Kontinuierlicher Anstieg seit 2017
Den Angaben zufolge wurden im vergangenen Jahr bundesweit 106.875 Polizistinnen und Polizisten Opfer einer Gewalttat – 67,2 Prozent mehr als im Jahr 2015. «Die Zahlen verdeutlichen eine anhaltend hohe Belastung für die Polizei im Einsatzalltag», bilanziert das Bundesinnenministerium. Laut Ministerium waren etwa fünf von sechs Menschen (83,1 Prozent), die nach mutmaßlichen Gewalttaten gegen Polizisten als Tatverdächtige festgestellt wurden, männlich. Mehr als ein Drittel (34,9 Prozent) der ermittelten Tatverdächtigen besitzt demnach keinen deutschen Pass.
«Gewalt gegen Polizei, Feuerwehr und Rettungskräfte ist längst kein Ausnahmefall mehr, sondern gehört für viele leider zum Alltag», sagt Bundesinnenminister Alexander Dobrindt. Der CSU-Politiker ist überzeugt: «Wenn jedes Jahr Zehntausende Angriffe gezählt werden, dann zeigt das: Respekt und Rücksicht gehen zunehmend verloren.»
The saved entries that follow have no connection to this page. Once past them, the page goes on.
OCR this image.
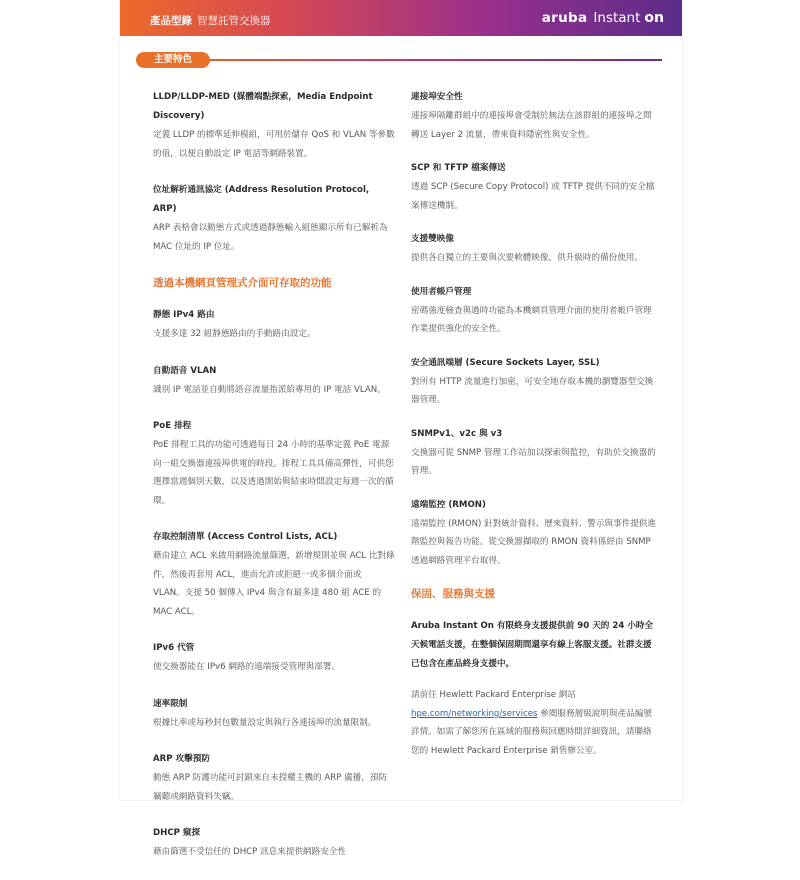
產品型錄 智慧託管交換器	aruba Instant on
主要特色

LLDP/LLDP-MED (媒體端點探索，Media Endpoint Discovery)

定義 LLDP 的標準延伸模組，可用於儲存 QoS 和 VLAN 等參數的值，以便自動設定 IP 電話等網路裝置。

位址解析通訊協定 (Address Resolution Protocol, ARP)

ARP 表格會以動態方式或透過靜態輸入組態顯示所有已解析為 MAC 位址的 IP 位址。

透過本機網頁管理式介面可存取的功能

靜態 IPv4 路由

支援多達 32 組靜態路由的手動路由設定。

自動語音 VLAN

識別 IP 電話並自動將語音流量指派給專用的 IP 電話 VLAN。

PoE 排程

PoE 排程工具的功能可透過每日 24 小時的基準定義 PoE 電源向一組交換器連接埠供電的時段。排程工具具備高彈性，可供您選擇當週個別天數，以及透過開始與結束時間設定每週一次的循環。

存取控制清單 (Access Control Lists, ACL)

藉由建立 ACL 來啟用網路流量篩選，新增規則並與 ACL 比對條件，然後再套用 ACL，進而允許或拒絕一或多個介面或 VLAN。支援 50 個傳入 IPv4 與含有最多達 480 組 ACE 的 MAC ACL。

IPv6 代管

使交換器能在 IPv6 網路的遠端接受管理與部署。

速率限制

根據比率或每秒封包數量設定與執行各連接埠的流量限制。

ARP 攻擊預防

動態 ARP 防護功能可封鎖來自未授權主機的 ARP 廣播，預防竊聽或網路資料失竊。

DHCP 窺探

藉由篩選不受信任的 DHCP 訊息來提供網路安全性

連接埠安全性

連接埠隔離群組中的連接埠會受制於無法在該群組的連接埠之間轉送 Layer 2 流量，帶來資料隱密性與安全性。

SCP 和 TFTP 檔案傳送

透過 SCP (Secure Copy Protocol) 或 TFTP 提供不同的安全檔案傳送機制。

支援雙映像

提供各自獨立的主要與次要軟體映像，供升級時的備份使用。

使用者帳戶管理

密碼強度檢查與過時功能為本機網頁管理介面的使用者帳戶管理作業提供強化的安全性。

安全通訊端層 (Secure Sockets Layer, SSL)

對所有 HTTP 流量進行加密，可安全地存取本機的瀏覽器型交換器管理。

SNMPv1、v2c 與 v3

交換器可從 SNMP 管理工作站加以探索與監控，有助於交換器的管理。

遠端監控 (RMON)

遠端監控 (RMON) 針對統計資料、歷來資料、警示與事件提供進階監控與報告功能。從交換器擷取的 RMON 資料係經由 SNMP 透過網路管理平台取得。

保固、服務與支援

Aruba Instant On 有限終身支援提供前 90 天的 24 小時全天候電話支援，在整個保固期間還享有線上客服支援。社群支援已包含在產品終身支援中。

請前往 Hewlett Packard Enterprise 網站
hpe.com/networking/services 參閱服務層級說明與產品編號詳情。如需了解您所在區域的服務與回應時間詳細資訊，請聯絡您的 Hewlett Packard Enterprise 銷售辦公室。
Dobrindt und Hubig bereiten Reform vor
Einsatzkräfte müssten besser geschützt werden. Es gehe darum, schneller durchzugreifen und klare Konsequenzen zu ziehen, betont der Minister. Gemeinsam mit Bundesjustizministerin Stefanie Hubig (SPD) werde sein Ministerium deshalb ein Gesetz auf den Weg bringen, das «Strafen verschärft, Verfahren beschleunigt und die Sicherheit der Einsatzkräfte im täglichen Dienst spürbar stärkt».
Hubig äußerte sich gegenüber den Zeitungen der Funke Mediengruppe: «Angriffe auf Polizistinnen und Polizisten sowie auf Rettungs- und Einsatzkräfte haben in den vergangenen Jahren ein erschreckendes Ausmaß angenommen.» Gerade in den Silvesternächten sei es immer wieder zu enthemmten und inakzeptablen Übergriffen gekommen. «Dieser Verrohung muss der Rechtsstaat entschieden entgegentreten – auch und gerade mit den Mitteln des Strafrechts. Deshalb wollen wir das Strafrecht nachschärfen.»
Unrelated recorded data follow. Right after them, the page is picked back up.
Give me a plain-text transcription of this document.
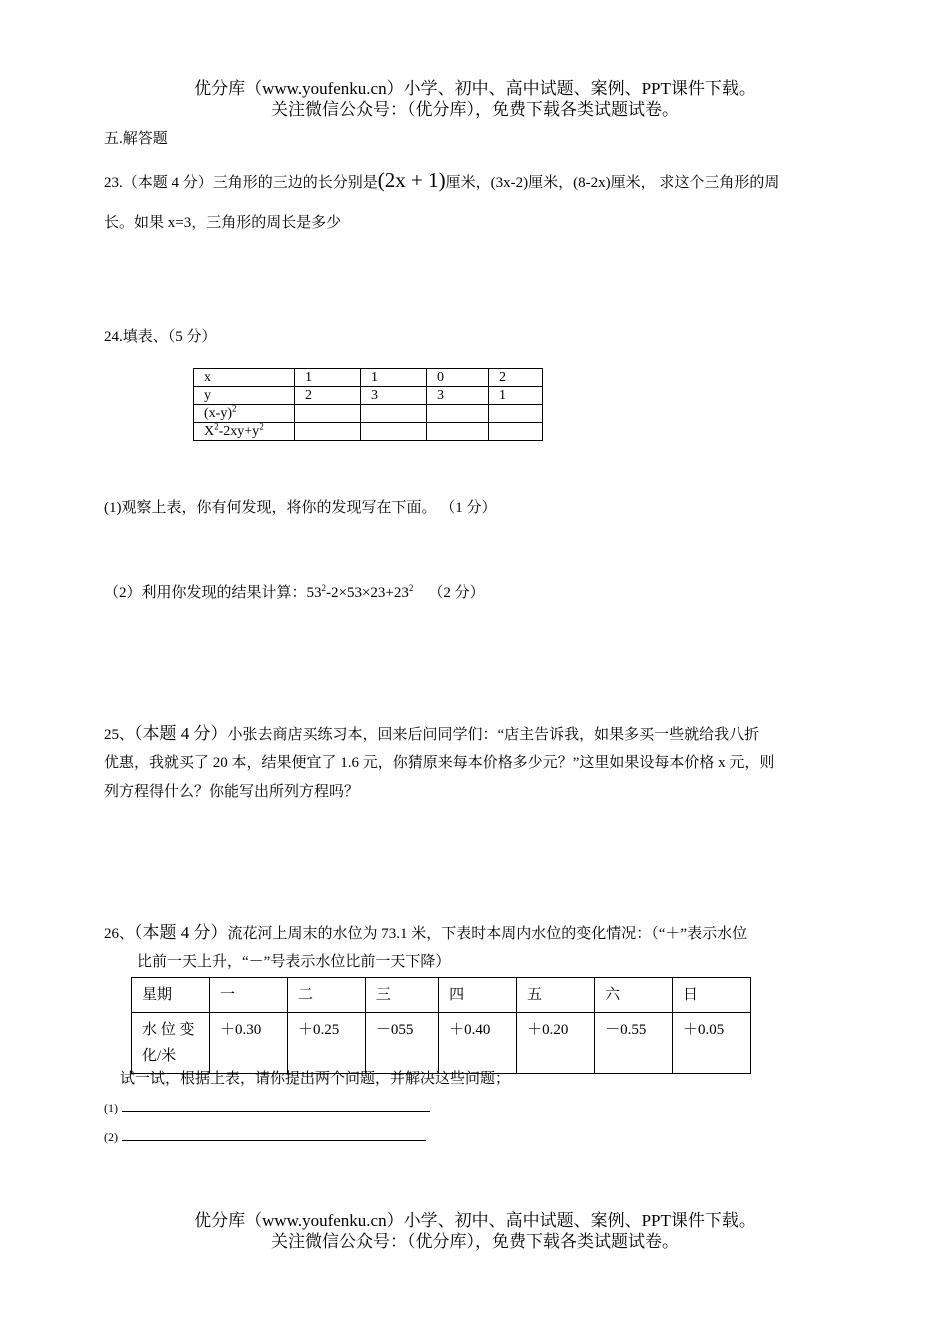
优分库（www.youfenku.cn）小学、初中、高中试题、案例、PPT课件下载。
关注微信公众号：（优分库），免费下载各类试题试卷。
五.解答题
23.（本题 4 分）三角形的三边的长分别是(2x + 1)厘米，(3x-2)厘米，(8-2x)厘米， 求这个三角形的周
长。如果 x=3，三角形的周长是多少
24.填表、（5 分）
x	1	1	0	2
y	2	3	3	1
$(x-y)^2$				
$X^2-2xy+y^2$				
(1)观察上表，你有何发现，将你的发现写在下面。 （1 分）
（2）利用你发现的结果计算：$53^2-2\times 53\times 23+23^2$    （2 分）
25、（本题 4 分）小张去商店买练习本，回来后问同学们：“店主告诉我，如果多买一些就给我八折
优惠，我就买了 20 本，结果便宜了 1.6 元，你猜原来每本价格多少元？”这里如果设每本价格 x 元，则
列方程得什么？你能写出所列方程吗？
26、（本题 4 分）流花河上周末的水位为 73.1 米，下表时本周内水位的变化情况：（“＋”表示水位
比前一天上升，“－”号表示水位比前一天下降）
星期	一	二	三	四	五	六	日
水 位 变化/米	＋0.30	＋0.25	－055	＋0.40	＋0.20	－0.55	＋0.05
试一试，根据上表，请你提出两个问题，并解决这些问题；
(1)
(2)
优分库（www.youfenku.cn）小学、初中、高中试题、案例、PPT课件下载。
关注微信公众号：（优分库），免费下载各类试题试卷。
Strafverschärfung von 2017
Seit 2017 sind Sicherheits- und Rettungskräfte durch neue Straftatbestände geschützt. Tätliche Angriffe auf Polizisten sowie auf Kräfte von Feuerwehr, Katastrophenschutz und Rettungsdiensten können mit bis zu fünf Jahren Haft bestraft werden – unabhängig davon, ob die Gewalt bei einer Festnahme oder einer anderen Vollstreckungshandlung ausgeübt wird. Ein besonders schwerer Fall liegt vor, wenn der Täter oder ein anderer Beteiligter eine Waffe oder ein anderes gefährliches Werkzeug bei sich führt.
Reform führte nicht zu Rückgang von Straftaten
Trotz der Strafrechtsreform ist die Anzahl der Angriffe auf Einsatzkräfte seit 2017 kontinuierlich gestiegen. Die Ampel-Regierung hatte zwar 2024 erneut eine Reform beschlossen, die den strafrechtlichen Schutz von Polizei, Feuerwehr und Rettungskräften verbessern sollte. Nach dem Auseinanderbrechen der Koalition von SPD, Grünen und FDP wurde der Gesetzentwurf jedoch nicht mehr vom Bundestag verabschiedet.
Mehr Schutz für Kommunalpolitiker?
Jetzt will Schwarz-Rot einen neuen Anlauf nehmen. Im Koalitionsvertrag von CDU, CSU und SPD heißt dazu: «Wir verschärfen den strafrechtlichen Schutz von Einsatz- und Rettungskräften, Polizisten sowie Angehörigen der Gesundheitsberufe und prüfen einen erweiterten Schutz für Kommunalpolitiker sowie für das Allgemeinwohl Tätige.» Ein detaillierter Vorschlag dazu wird in Kürze erwartet.